With Search Meter, you’ll always know what people are searching for on your blog. You understand which topics are popular and what is in demand or what several users have searched for recently. Everything is anonymous, of course, because as far as I know Search Meter does not store any user data, but only records the search queries and this is completely privatized and therefore probably also DSGVO-compliant.

Create incentives to search and explore

Search Meter in the WordPress dashboard
Search Meter in the WordPress dashboard

A gigantic added value resulting from the display of search queries (in particular those that were not fulfilled) is obvious. You can write targeted articles for search queries that did not lead to any result so far. The more visitors have searched for it, the more important the topic seems to be for your readers. You get to know your users better and can therefore immediately provide them with what the majority of them are looking for.

Also, Search Meter offers more advanced features that can incentivize. Similar to the Tag Clouds, which link the tags in the blog, or the auto-completion in forms, Search Meter has a widget that outputs the search queries as clickable terms. So the most common searches will inevitably lead to other visitors also stumbling across them, then clicking, searching for them, and in turn spending more time on your blog and reading your content. In this way, Search Meter almost becomes a kind of self-perpetuator.

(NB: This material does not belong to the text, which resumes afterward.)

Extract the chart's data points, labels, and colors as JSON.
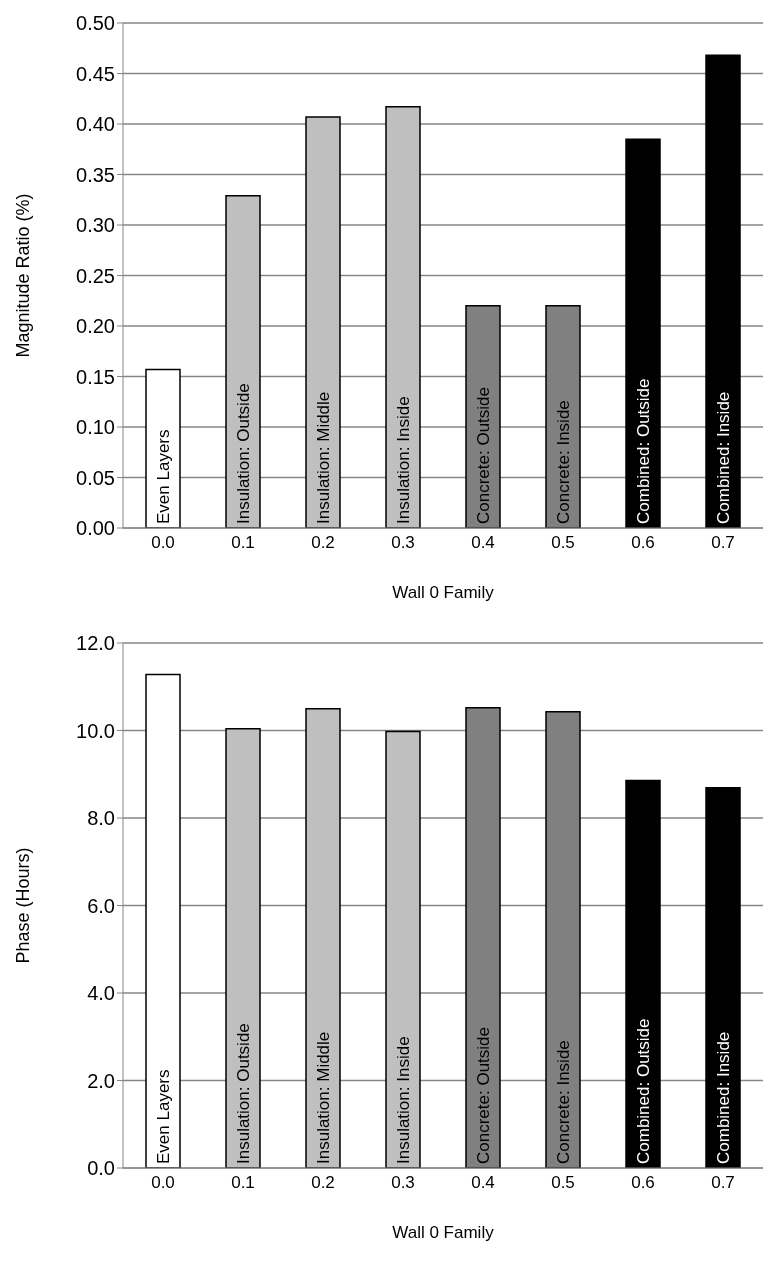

Sounds good, doesn’t it?

Of course, it only works if people are really actively searching and if the number of visitors is high enough to deliver relevant and useful results. After all, it only makes sense to write a new post for every search if many users have started the same search, which, however, did not lead to any results.

Protection from search spam

Crafty marketers are currently trying to lure webmasters to their sites with referrer spam.

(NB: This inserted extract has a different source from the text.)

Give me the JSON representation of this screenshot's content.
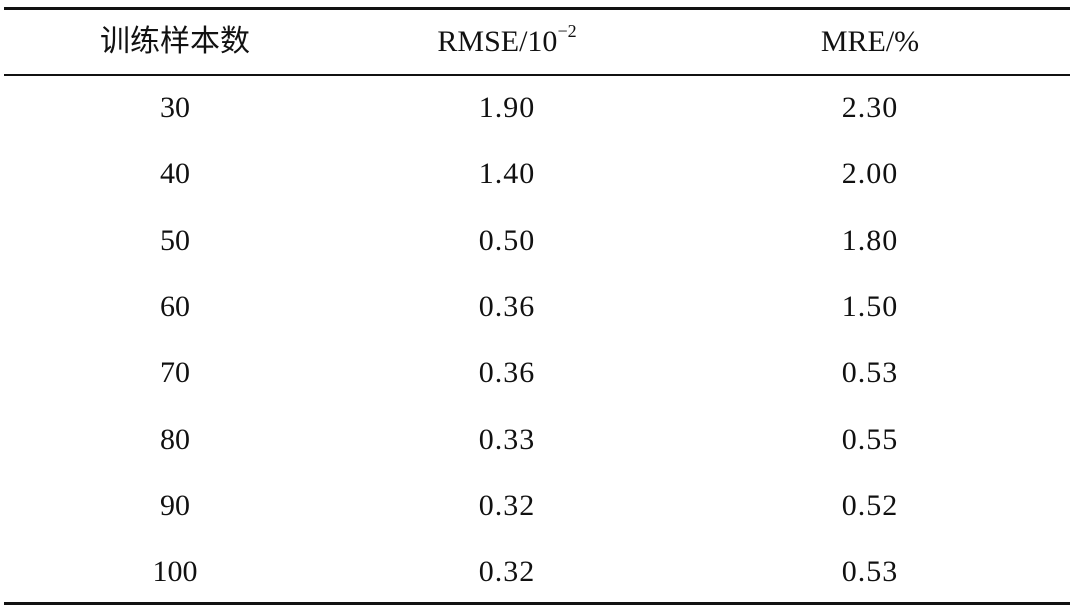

Referrer spam is a technique that targets a company’s website in order to increase referrals to the site. This technique is often used by spammers to attract search engines to their own pages.

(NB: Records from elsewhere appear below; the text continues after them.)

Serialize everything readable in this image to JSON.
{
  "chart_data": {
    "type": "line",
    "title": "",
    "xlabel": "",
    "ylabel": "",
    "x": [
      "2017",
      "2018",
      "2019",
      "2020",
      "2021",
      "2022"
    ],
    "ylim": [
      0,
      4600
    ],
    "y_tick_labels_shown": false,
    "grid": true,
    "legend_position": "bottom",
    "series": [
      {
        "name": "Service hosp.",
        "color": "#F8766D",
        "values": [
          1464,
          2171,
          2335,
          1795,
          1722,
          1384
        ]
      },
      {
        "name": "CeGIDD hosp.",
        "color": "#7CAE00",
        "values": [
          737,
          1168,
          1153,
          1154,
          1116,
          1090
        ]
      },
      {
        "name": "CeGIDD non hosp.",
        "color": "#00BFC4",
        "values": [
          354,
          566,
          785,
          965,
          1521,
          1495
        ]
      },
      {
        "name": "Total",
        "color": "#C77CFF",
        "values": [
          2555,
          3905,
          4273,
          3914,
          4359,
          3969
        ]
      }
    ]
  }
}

If you notice such nonsensical entries in the Search Meter log, you could counteract them with a security plugin.

My conclusion about the Search Meter WordPress plugin

As a long-time WordPress user, I have tried and tested just about every major plugin. In fact, there are also plugins similar to Search Meter and certainly there are some that can realize the whole thing much more elaborate and pretty. But shall I tell you something? It is precisely this simple and effective way that has made me so enthusiastic about Search Meter. Because exactly this approach has enormous advantages in the further course and in the context of WordPress.

Use the blog search
Use the blog search

Search Meter is fast, really fast, because it was built extremely simple. Even the display of the search terms is done without much ballast or design elements. Everything is reduced and performant. With WordPress, performance always plays an important role, as you surely know, and especially the database servers are often a weak point. However, since no information about the users is stored, but only the search queries themselves are written, the process does not burden the database, nor does it violate the DSGVO as far as I know. All ideal conditions, then, for running powerfully in the background.

This is also the reason why I like Search Meter better than similar WordPress plugins. It’s fast, handles many searches at once, integrates easily into the blog, and does what it’s supposed to without touting any features that just bloat the whole thing. If you want to know what your users are searching for, Search Meter is therefore a good choice. In any case, I can only recommend it to you.